In Spring 2013, the song "JUN BAY" (aka: Get ready) was featured on the film Dead Man Down.

==Reissues on other labels==
LOG Records issued the 2010 release of Only Won-The Lyrical Engineer tracks for download, through major outlets (Amazon, iTunes, CD Baby, Nimbitmusic, etc.). Also featured with Holland music collaborating with One Truth.

==Filmography==

| Year | Title | Role | Notes |
|---|---|---|---|
| 2020 | Far East Deep South | Producer | Documentary Feature |
| 2015 | Finding Cleveland | Producer | Documentary Short Film |
| 2013 | JUN BAY (aka: Get Ready) | Soundtrack | Film: Dead Man Down |
| 2013 | DIM SUM | Principle Musical Artist | TV WEB, Film Festival |
| 2012 | Sleeping Dogs (video game) | Musical Artist | Video Game - Square Enix |
| 2011 | I Wanna Be An Engineer Music Video | Principle Musical Artist | WEB |
| 2010 | JCTV Christmas Special | Featured Rap Artist | TV |
| 2010 | Lyrical Engineer Music Video | Principle Musical Artist | TV |
| 2009 | JCTV Top 3 | Musical Guest | TV |
| 2008 | Cantonese Boy Music Video | Principle Musical Artist | WEB |
| 2008 | JCTV Christmas Special | Beatbox | TV |
| 2006 | Pursuit of Happyness | Intern | FILM |
| 2005 | xXx2: State of the Union | Navy Officer | FILM |
| 2004 | Twisted (2004 film) | CSI Photographer | FILM |
| 2003 | Hulk (film) | Swat & FBI | FILM |
| 2002 | The Matrix | Zion | FILM |

== Film Maker ==
In 2015, Only Won produced a documentary short titled, Finding Cleveland with Larissa Lam as the director and music composer. It garnished multiple nominations for Best Documentary. In 2016, Finding Cleveland won Best Documentary at the Oxford Film Festival.
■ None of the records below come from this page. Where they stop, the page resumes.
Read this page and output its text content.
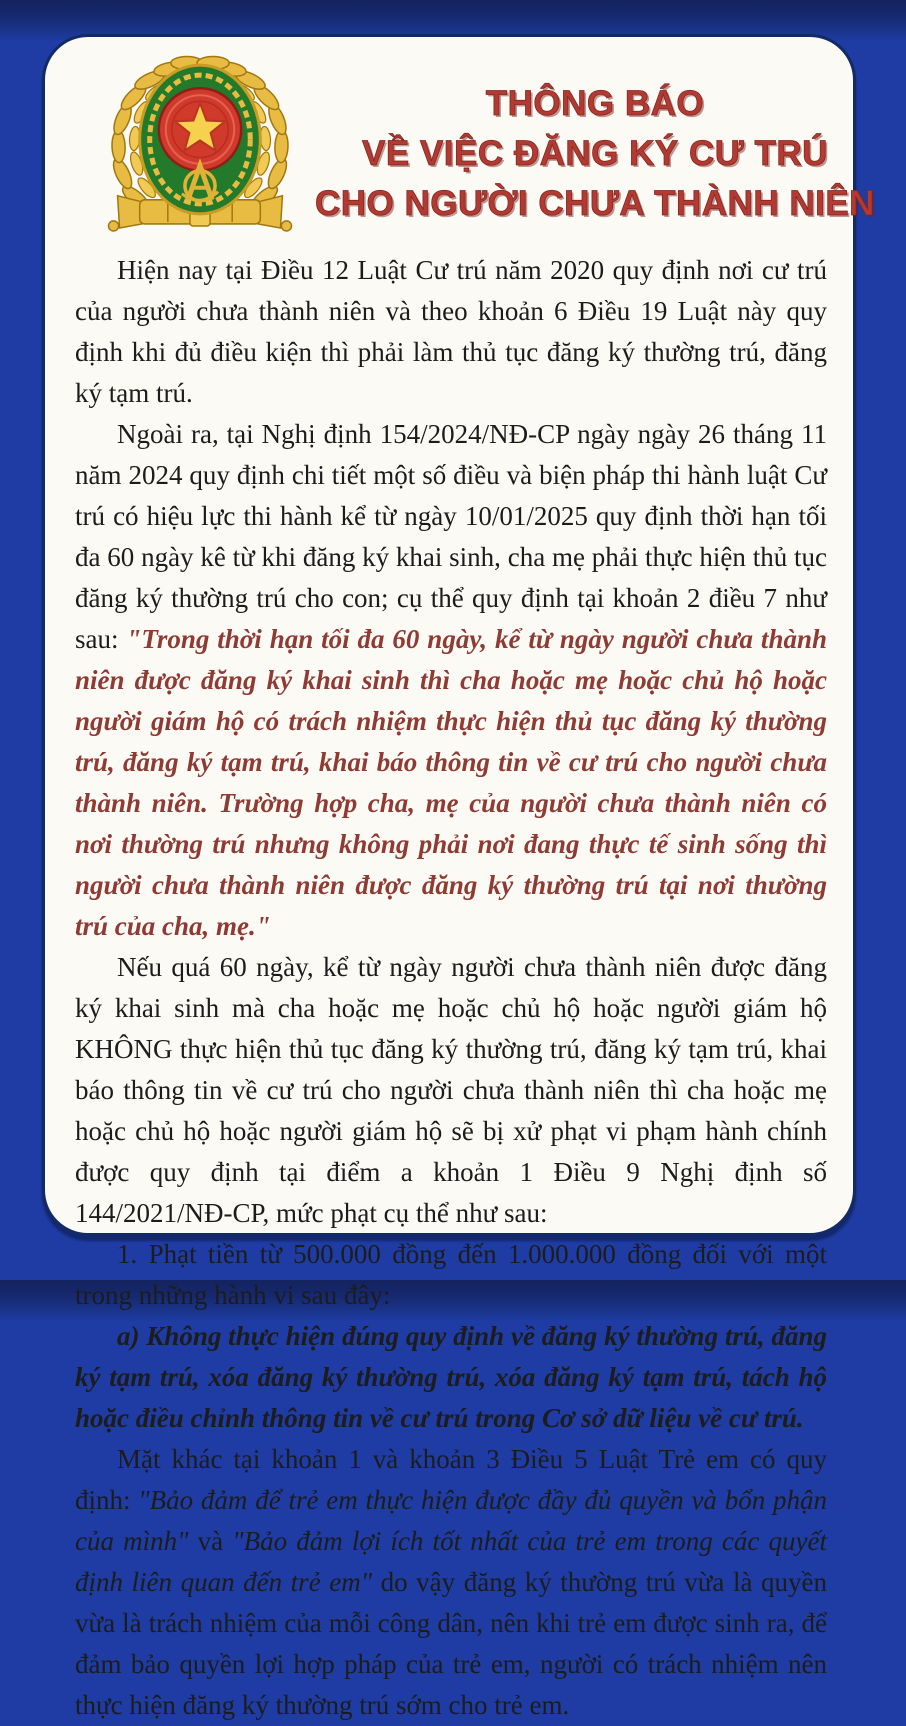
THÔNG BÁO
VỀ VIỆC ĐĂNG KÝ CƯ TRÚ
CHO NGƯỜI CHƯA THÀNH NIÊN

Hiện nay tại Điều 12 Luật Cư trú năm 2020 quy định nơi cư trú của người chưa thành niên và theo khoản 6 Điều 19 Luật này quy định khi đủ điều kiện thì phải làm thủ tục đăng ký thường trú, đăng ký tạm trú.

Ngoài ra, tại Nghị định 154/2024/NĐ-CP ngày ngày 26 tháng 11 năm 2024 quy định chi tiết một số điều và biện pháp thi hành luật Cư trú có hiệu lực thi hành kể từ ngày 10/01/2025 quy định thời hạn tối đa 60 ngày kê từ khi đăng ký khai sinh, cha mẹ phải thực hiện thủ tục đăng ký thường trú cho con; cụ thể quy định tại khoản 2 điều 7 như sau: "Trong thời hạn tối đa 60 ngày, kể từ ngày người chưa thành niên được đăng ký khai sinh thì cha hoặc mẹ hoặc chủ hộ hoặc người giám hộ có trách nhiệm thực hiện thủ tục đăng ký thường trú, đăng ký tạm trú, khai báo thông tin về cư trú cho người chưa thành niên. Trường hợp cha, mẹ của người chưa thành niên có nơi thường trú nhưng không phải nơi đang thực tế sinh sống thì người chưa thành niên được đăng ký thường trú tại nơi thường trú của cha, mẹ."

Nếu quá 60 ngày, kể từ ngày người chưa thành niên được đăng ký khai sinh mà cha hoặc mẹ hoặc chủ hộ hoặc người giám hộ KHÔNG thực hiện thủ tục đăng ký thường trú, đăng ký tạm trú, khai báo thông tin về cư trú cho người chưa thành niên thì cha hoặc mẹ hoặc chủ hộ hoặc người giám hộ sẽ bị xử phạt vi phạm hành chính được quy định tại điểm a khoản 1 Điều 9 Nghị định số 144/2021/NĐ-CP, mức phạt cụ thể như sau:

1. Phạt tiền từ 500.000 đồng đến 1.000.000 đồng đối với một trong những hành vi sau đây:

a) Không thực hiện đúng quy định về đăng ký thường trú, đăng ký tạm trú, xóa đăng ký thường trú, xóa đăng ký tạm trú, tách hộ hoặc điều chỉnh thông tin về cư trú trong Cơ sở dữ liệu về cư trú.

Mặt khác tại khoản 1 và khoản 3 Điều 5 Luật Trẻ em có quy định: "Bảo đảm để trẻ em thực hiện được đầy đủ quyền và bổn phận của mình" và "Bảo đảm lợi ích tốt nhất của trẻ em trong các quyết định liên quan đến trẻ em" do vậy đăng ký thường trú vừa là quyền vừa là trách nhiệm của mỗi công dân, nên khi trẻ em được sinh ra, để đảm bảo quyền lợi hợp pháp của trẻ em, người có trách nhiệm nên thực hiện đăng ký thường trú sớm cho trẻ em.
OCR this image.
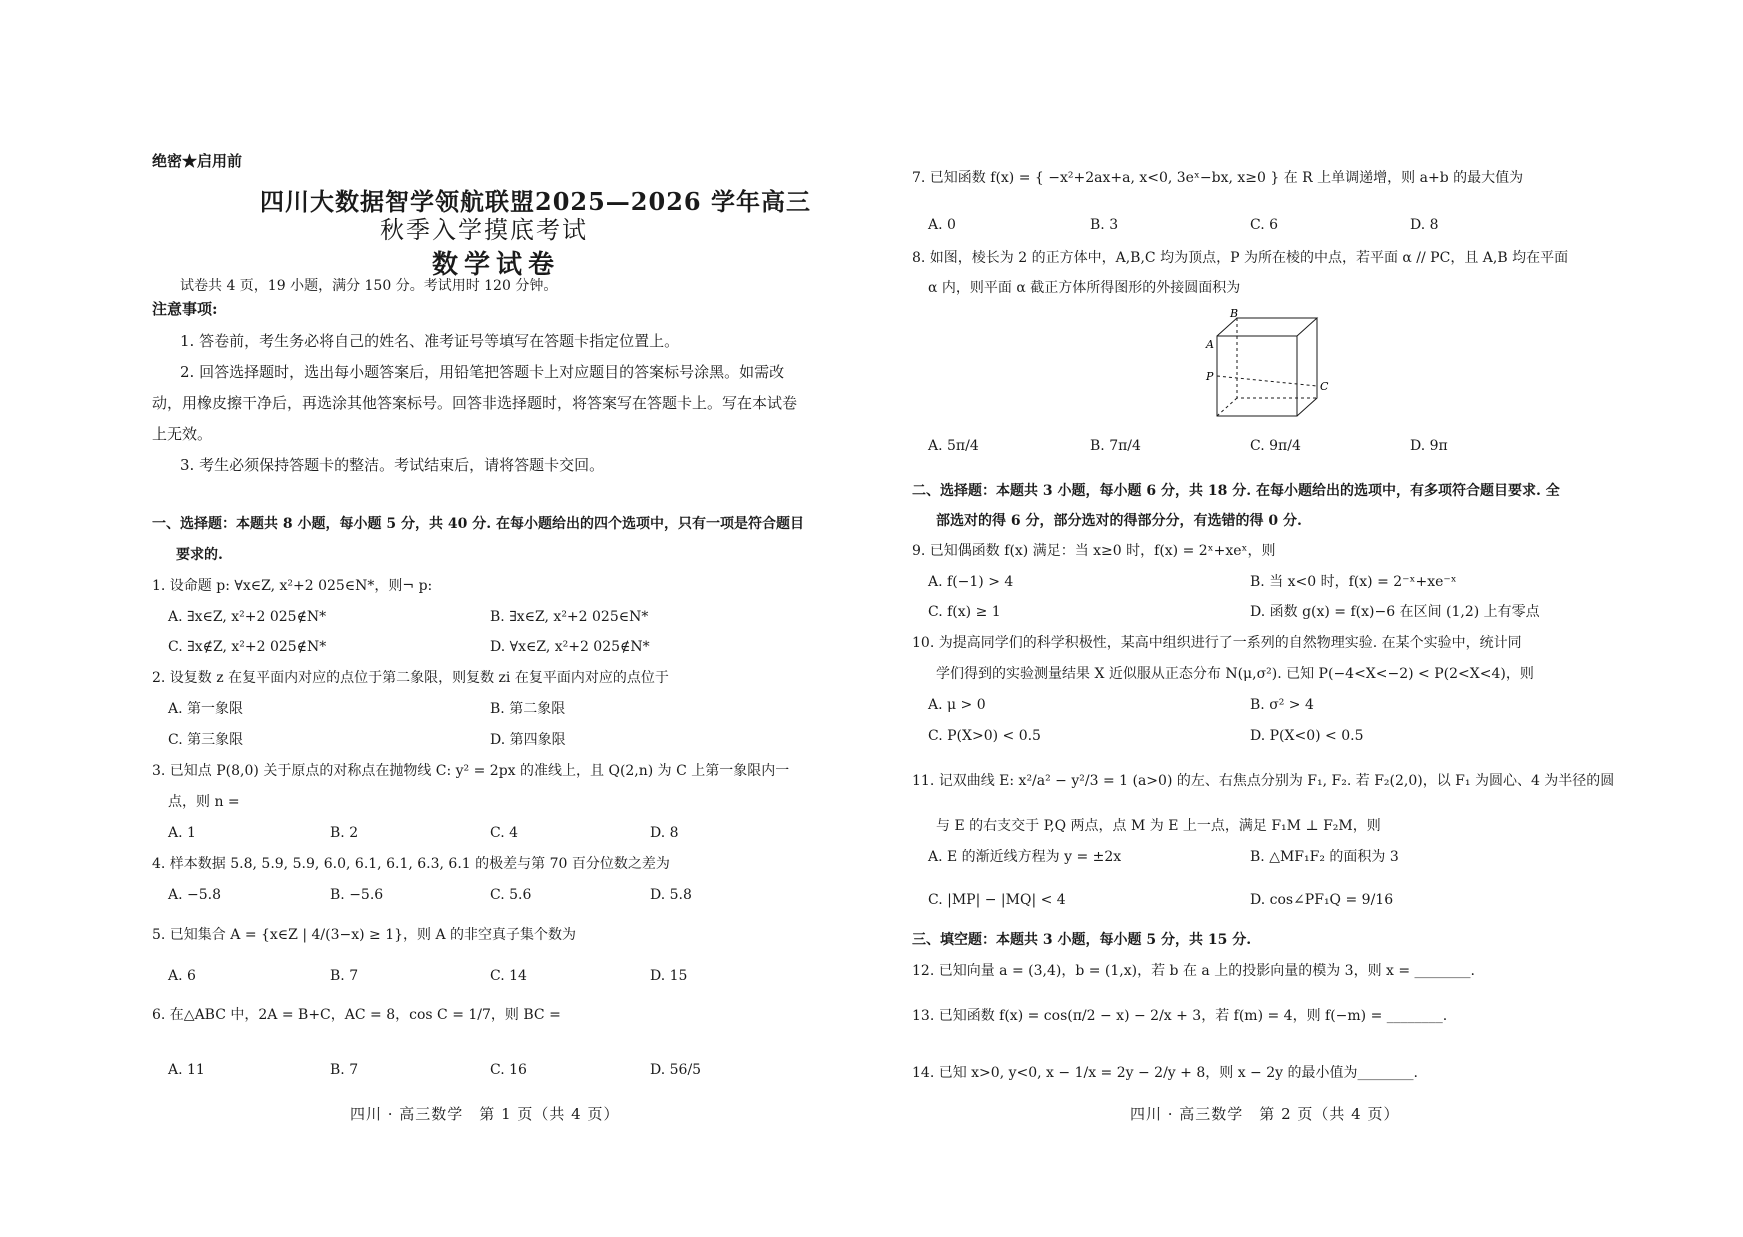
绝密★启用前
四川大数据智学领航联盟2025—2026 学年高三
秋季入学摸底考试
数学试卷
试卷共 4 页，19 小题，满分 150 分。考试用时 120 分钟。
注意事项:
1. 答卷前，考生务必将自己的姓名、准考证号等填写在答题卡指定位置上。
2. 回答选择题时，选出每小题答案后，用铅笔把答题卡上对应题目的答案标号涂黑。如需改
动，用橡皮擦干净后，再选涂其他答案标号。回答非选择题时，将答案写在答题卡上。写在本试卷
上无效。
3. 考生必须保持答题卡的整洁。考试结束后，请将答题卡交回。
一、选择题：本题共 8 小题，每小题 5 分，共 40 分. 在每小题给出的四个选项中，只有一项是符合题目
要求的.
1. 设命题 p: ∀x∈Z, x²+2 025∈N*，则¬ p:
A. ∃x∈Z, x²+2 025∉N*	B. ∃x∈Z, x²+2 025∈N*
C. ∃x∉Z, x²+2 025∉N*	D. ∀x∈Z, x²+2 025∉N*
2. 设复数 z 在复平面内对应的点位于第二象限，则复数 zi 在复平面内对应的点位于
A. 第一象限	B. 第二象限
C. 第三象限	D. 第四象限
3. 已知点 P(8,0) 关于原点的对称点在抛物线 C: y² = 2px 的准线上，且 Q(2,n) 为 C 上第一象限内一
点，则 n =
A. 1	B. 2	C. 4	D. 8
4. 样本数据 5.8, 5.9, 5.9, 6.0, 6.1, 6.1, 6.3, 6.1 的极差与第 70 百分位数之差为
A. −5.8	B. −5.6	C. 5.6	D. 5.8
5. 已知集合 A = {x∈Z | 4/(3−x) ≥ 1}，则 A 的非空真子集个数为
A. 6	B. 7	C. 14	D. 15
6. 在△ABC 中，2A = B+C，AC = 8，cos C = 1/7，则 BC =
A. 11	B. 7	C. 16	D. 56/5
四川 · 高三数学　第 1 页（共 4 页）
7. 已知函数 f(x) = { −x²+2ax+a, x<0, 3eˣ−bx, x≥0 } 在 R 上单调递增，则 a+b 的最大值为
A. 0	B. 3	C. 6	D. 8
8. 如图，棱长为 2 的正方体中，A,B,C 均为顶点，P 为所在棱的中点，若平面 α // PC，且 A,B 均在平面
α 内，则平面 α 截正方体所得图形的外接圆面积为
B
A
P
C
A. 5π/4	B. 7π/4	C. 9π/4	D. 9π
二、选择题：本题共 3 小题，每小题 6 分，共 18 分. 在每小题给出的选项中，有多项符合题目要求. 全
部选对的得 6 分，部分选对的得部分分，有选错的得 0 分.
9. 已知偶函数 f(x) 满足：当 x≥0 时，f(x) = 2ˣ+xeˣ，则
A. f(−1) > 4	B. 当 x<0 时，f(x) = 2⁻ˣ+xe⁻ˣ
C. f(x) ≥ 1	D. 函数 g(x) = f(x)−6 在区间 (1,2) 上有零点
10. 为提高同学们的科学积极性，某高中组织进行了一系列的自然物理实验. 在某个实验中，统计同
学们得到的实验测量结果 X 近似服从正态分布 N(μ,σ²). 已知 P(−4<X<−2) < P(2<X<4)，则
A. μ > 0	B. σ² > 4
C. P(X>0) < 0.5	D. P(X<0) < 0.5
11. 记双曲线 E: x²/a² − y²/3 = 1 (a>0) 的左、右焦点分别为 F₁, F₂. 若 F₂(2,0)，以 F₁ 为圆心、4 为半径的圆
与 E 的右支交于 P,Q 两点，点 M 为 E 上一点，满足 F₁M ⊥ F₂M，则
A. E 的渐近线方程为 y = ±2x	B. △MF₁F₂ 的面积为 3
C. |MP| − |MQ| < 4	D. cos∠PF₁Q = 9/16
三、填空题：本题共 3 小题，每小题 5 分，共 15 分.
12. 已知向量 a = (3,4)，b = (1,x)，若 b 在 a 上的投影向量的模为 3，则 x = ________.
13. 已知函数 f(x) = cos(π/2 − x) − 2/x + 3，若 f(m) = 4，则 f(−m) = ________.
14. 已知 x>0, y<0, x − 1/x = 2y − 2/y + 8，则 x − 2y 的最小值为________.
四川 · 高三数学　第 2 页（共 4 页）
The story started as a journey for him to search for his family roots, but instead of taking him to the far east, it took him into the deep south of Cleveland, MS. While the 12-minute documentary focuses on the family's discoveries about their roots, it also touches on a broader history, such as the treatment of Asian immigrants in the region and the role the Chinese Exclusion Act played in that.

In May 2021, his multi-award-winning film Far East Deep South released on PBS America ReFramed.

==Personal life==
In March 2008, he married American talk show host, singer-songwriter, director and producer Larissa Lam. The couple currently reside in Los Angeles, California.